Step 1: Understanding the given quantum numbers 
We are told that the principal quantum number \( n = 4 \) and the magnetic quantum number \( m_l = 0 \).
We must find the total number of orbitals that can have these quantum numbers simultaneously.

Step 2: Recall quantum number relationships
For any orbital, the possible quantum numbers are related as:
- \( n \): principal quantum number (shell)
- \( l \): azimuthal (subshell) quantum number, values range from \(0\) to \(n - 1\)
- \( m_l \): magnetic quantum number, values range from \(-l\) to \(+l\) in integer steps.

Here, \( n = 4 \Rightarrow l = 0, 1, 2, 3 \) (that is, 4s, 4p, 4d, 4f subshells).

Step 3: Apply the condition \( m_l = 0 \)
For each allowed value of \( l \), \( m_l \) can take one value from \(-l\) to \(+l\).
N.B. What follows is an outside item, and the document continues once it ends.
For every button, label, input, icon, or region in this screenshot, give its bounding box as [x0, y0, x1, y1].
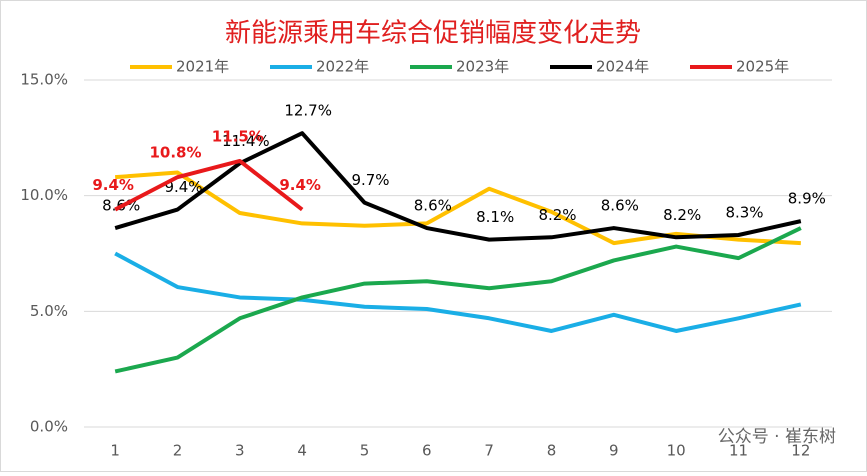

Let’s check if \( m_l = 0 \) exists for each subshell:
 

Subshell	l	Possible ml values	Is ml=0 allowed?
4s	0	0	Yes
4p	1	−1, 0, +1	Yes
4d	2	−2, −1, 0, +1, +2	Yes
4f	3	−3, −2, −1, 0, +1, +2, +3	Yes

Hence, \( m_l = 0 \) exists for all four subshells: 4s, 4p, 4d, and 4f.

Step 4: Count the total number of orbitals
Each valid combination of \( n \), \( l \), and \( m_l \) represents one orbital. Since \( m_l = 0 \) is possible for all four subshells, the total number of such orbitals is:
\[ \text{Number of orbitals} = 4. \]

Final answer
 

4